The third way I learn is through observation and travel (which is just observation with a bigger radius). Go into a supermarket, look at the goods on the shelf, and you should be able to tell me the age, income, family size, and ethnicity of the people who live around that store. Go to a bookstore and tell me what they are reading and interested in. Go to a museum, and study which exhibits attract people first, for how long. How does it differ by age or gender? Go to a mall food court and tell me what upsets people, what is missing in its design and menu offerings? What can you tell from the types of cars in the parking lot? What can you tell from a person’s bookshelf? Study the eyes of the students in the class and tell me whether they are learning or not. Get out and see the world, or even your own county or city! Go to a foreign country for a week, come back, then tell me what those foreigners would find odd about your country? In that foreign country, study the shelves of a supermarket and tell me what you learn. What is different about Mexico compared with the US? What is the same? What is unusual about that TV ad or billboard? Why did it catch your attention? Watch the land below from your airplane window seat and tell me how those folks down there make their living. The answers are everywhere, all around us, all the time. Right under our noses. Opportunities come flying at us, begging for our attention. Keep your eyes and ears and open. Notice your environment. Observe.
 
(Note that you can learn a great deal in a museum, library, or bookstore – each of which can have study elements and observation elements.)
 
The fourth way I learn is through experience, which I like to call trying, failing, and succeeding (once in a while). Just go do it. Try stuff. See what works. Stop what doesn’t work. Repeat what does work. Until it doesn’t work anymore. Then try something new. Anything.
 
The fifth and final way, perhaps the rarest these days, is thinking. Internal conversation. Take what you have read, what you have seen, what you have heard, what you have tried. Breathe deep. Think about it. What did you learn? What are the implications? What patterns can you see? If you have a problem, ask why? Then ask why again. Why did the plant close down? Because the conveyor belt broke – why did it break? Because we didn’t do our inspection last month. Which was because Jack was sick. Always think deeply, go to the next level. Why am I mad at Jerry? No, really why? Take your time. Be alone. Cogitate. Meditate. Fill tablets with your own diagrams, summaries, lists, and theories. If you practice this enough, you will learn as much from yourself as from anyone else. But do the other four first!
 
I would love to hear your thoughts; just comment on this post or send me an email at gary@hooversworld.com.


     

2 COMMENTS

  1. Hello Gary,

    Enjoyed your comments.
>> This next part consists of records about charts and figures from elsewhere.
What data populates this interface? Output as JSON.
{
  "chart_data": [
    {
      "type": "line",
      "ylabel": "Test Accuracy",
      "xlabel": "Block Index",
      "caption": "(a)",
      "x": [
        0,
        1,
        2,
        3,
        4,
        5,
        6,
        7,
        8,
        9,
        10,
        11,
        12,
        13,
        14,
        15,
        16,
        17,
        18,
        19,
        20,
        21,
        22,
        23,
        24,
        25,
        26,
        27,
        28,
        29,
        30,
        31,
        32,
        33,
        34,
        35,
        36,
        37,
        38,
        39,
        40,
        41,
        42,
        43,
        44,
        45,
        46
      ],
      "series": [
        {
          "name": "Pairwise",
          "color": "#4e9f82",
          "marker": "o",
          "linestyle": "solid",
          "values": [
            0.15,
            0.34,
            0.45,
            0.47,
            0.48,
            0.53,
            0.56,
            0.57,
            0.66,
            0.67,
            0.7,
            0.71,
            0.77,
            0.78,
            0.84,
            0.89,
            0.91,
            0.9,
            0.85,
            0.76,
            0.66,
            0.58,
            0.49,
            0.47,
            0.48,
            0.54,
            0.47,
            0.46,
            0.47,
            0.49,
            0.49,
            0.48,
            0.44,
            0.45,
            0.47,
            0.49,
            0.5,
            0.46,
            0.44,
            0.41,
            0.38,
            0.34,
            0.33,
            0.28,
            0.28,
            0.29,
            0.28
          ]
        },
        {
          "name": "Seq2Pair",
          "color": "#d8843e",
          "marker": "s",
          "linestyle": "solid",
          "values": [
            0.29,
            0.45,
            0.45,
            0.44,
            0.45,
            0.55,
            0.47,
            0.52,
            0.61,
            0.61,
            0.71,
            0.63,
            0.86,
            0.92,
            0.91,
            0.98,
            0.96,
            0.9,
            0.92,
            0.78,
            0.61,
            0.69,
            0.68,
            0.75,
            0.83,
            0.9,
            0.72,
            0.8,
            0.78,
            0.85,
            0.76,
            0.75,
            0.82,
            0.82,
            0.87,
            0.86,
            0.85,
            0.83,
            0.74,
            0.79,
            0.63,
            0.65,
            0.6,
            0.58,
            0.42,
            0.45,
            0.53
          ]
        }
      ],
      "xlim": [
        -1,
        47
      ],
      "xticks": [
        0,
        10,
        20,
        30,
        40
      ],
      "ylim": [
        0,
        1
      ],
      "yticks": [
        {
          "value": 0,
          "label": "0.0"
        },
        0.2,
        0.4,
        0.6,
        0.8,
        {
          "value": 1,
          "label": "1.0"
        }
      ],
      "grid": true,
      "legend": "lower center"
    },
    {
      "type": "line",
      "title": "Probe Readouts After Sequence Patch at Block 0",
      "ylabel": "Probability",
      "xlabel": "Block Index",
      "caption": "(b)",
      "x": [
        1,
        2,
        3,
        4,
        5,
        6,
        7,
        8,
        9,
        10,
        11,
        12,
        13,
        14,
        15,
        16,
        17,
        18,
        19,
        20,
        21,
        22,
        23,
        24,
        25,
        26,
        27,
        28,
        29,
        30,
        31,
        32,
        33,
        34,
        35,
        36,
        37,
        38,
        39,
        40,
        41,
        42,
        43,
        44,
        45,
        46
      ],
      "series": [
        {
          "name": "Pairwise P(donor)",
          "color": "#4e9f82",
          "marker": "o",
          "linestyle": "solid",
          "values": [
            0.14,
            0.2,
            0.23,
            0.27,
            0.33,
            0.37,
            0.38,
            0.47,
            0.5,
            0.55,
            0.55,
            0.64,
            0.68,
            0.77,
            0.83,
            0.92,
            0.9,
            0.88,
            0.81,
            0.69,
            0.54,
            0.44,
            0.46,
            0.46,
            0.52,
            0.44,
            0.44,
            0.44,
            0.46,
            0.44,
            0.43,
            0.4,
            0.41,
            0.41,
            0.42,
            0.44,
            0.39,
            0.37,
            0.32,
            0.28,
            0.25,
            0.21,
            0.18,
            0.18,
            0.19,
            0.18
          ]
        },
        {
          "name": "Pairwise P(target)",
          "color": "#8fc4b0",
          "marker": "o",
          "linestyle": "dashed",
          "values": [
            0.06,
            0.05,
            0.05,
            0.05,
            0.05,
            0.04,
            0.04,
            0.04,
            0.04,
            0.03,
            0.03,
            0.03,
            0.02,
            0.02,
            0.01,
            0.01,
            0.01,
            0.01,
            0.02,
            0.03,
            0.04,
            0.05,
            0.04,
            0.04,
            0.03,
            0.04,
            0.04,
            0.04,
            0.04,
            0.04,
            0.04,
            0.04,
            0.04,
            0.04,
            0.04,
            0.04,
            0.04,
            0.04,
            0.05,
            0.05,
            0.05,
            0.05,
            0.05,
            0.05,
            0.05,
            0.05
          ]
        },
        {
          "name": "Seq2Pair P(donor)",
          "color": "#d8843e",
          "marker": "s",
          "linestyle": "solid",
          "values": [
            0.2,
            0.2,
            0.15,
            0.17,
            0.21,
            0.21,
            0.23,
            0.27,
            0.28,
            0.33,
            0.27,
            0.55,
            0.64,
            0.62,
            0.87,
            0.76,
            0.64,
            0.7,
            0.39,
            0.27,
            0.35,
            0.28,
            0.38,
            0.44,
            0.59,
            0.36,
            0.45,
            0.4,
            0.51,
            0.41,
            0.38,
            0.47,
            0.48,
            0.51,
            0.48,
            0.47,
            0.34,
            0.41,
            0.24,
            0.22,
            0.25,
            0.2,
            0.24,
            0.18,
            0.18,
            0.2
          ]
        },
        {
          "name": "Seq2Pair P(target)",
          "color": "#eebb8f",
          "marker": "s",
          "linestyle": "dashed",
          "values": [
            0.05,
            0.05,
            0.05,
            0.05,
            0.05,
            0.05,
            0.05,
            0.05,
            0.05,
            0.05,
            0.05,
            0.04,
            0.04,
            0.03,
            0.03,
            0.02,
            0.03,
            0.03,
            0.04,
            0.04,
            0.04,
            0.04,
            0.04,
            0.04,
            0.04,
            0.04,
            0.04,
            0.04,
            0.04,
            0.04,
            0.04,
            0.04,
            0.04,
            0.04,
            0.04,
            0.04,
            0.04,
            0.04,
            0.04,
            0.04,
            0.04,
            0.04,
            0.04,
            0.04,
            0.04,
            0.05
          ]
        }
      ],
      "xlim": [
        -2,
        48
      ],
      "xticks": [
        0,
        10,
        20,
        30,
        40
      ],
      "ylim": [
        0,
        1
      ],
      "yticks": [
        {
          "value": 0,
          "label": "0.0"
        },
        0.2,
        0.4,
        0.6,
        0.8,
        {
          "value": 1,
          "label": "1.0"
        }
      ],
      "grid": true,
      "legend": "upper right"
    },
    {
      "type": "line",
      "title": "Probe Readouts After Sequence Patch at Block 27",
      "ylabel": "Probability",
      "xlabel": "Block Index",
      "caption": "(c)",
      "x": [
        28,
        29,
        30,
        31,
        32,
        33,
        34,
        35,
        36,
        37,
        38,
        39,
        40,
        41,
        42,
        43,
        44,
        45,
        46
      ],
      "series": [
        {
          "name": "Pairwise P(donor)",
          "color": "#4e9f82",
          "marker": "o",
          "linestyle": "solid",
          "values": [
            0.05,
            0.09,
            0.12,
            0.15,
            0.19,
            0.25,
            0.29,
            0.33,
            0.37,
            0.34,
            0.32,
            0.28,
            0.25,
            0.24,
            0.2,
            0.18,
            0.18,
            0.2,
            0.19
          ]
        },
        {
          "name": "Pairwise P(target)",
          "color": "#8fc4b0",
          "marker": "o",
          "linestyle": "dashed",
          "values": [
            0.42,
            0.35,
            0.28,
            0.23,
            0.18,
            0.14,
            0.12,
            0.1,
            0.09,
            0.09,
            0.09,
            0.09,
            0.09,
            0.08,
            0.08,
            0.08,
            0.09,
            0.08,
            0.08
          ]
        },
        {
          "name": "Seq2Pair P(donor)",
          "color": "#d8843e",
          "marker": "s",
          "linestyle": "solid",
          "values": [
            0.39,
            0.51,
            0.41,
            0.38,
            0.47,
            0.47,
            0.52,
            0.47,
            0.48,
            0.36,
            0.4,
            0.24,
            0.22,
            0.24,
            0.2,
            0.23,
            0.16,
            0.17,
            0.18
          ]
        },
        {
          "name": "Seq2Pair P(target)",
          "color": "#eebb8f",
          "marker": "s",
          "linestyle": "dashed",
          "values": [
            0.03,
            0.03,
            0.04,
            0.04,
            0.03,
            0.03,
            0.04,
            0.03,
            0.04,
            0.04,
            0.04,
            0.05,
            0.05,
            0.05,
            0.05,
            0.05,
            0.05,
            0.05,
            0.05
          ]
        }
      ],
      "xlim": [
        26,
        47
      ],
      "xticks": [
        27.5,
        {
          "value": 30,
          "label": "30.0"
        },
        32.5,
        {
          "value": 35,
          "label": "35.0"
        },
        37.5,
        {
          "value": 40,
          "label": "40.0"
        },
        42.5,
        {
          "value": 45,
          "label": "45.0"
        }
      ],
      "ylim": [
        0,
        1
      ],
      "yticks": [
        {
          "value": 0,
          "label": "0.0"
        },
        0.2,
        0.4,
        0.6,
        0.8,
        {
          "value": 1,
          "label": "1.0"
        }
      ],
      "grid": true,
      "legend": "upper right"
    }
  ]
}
One way I learn is to project, that is, model how I think the issue, place, or thing should be constructed, then inspect what is apparent. I find that by modeling, I open my mind to possibilities which then makes me prepared to experience what I find by inspection. This allows me to be free of the constraint being ignorant of the target issue, place, or thing.

  2. Hi Bob,
    Thanks for your comment. Can you clarify it for me?
    What do you mean by model?
    Are you saying that before you see something you try to imagine what it should be like?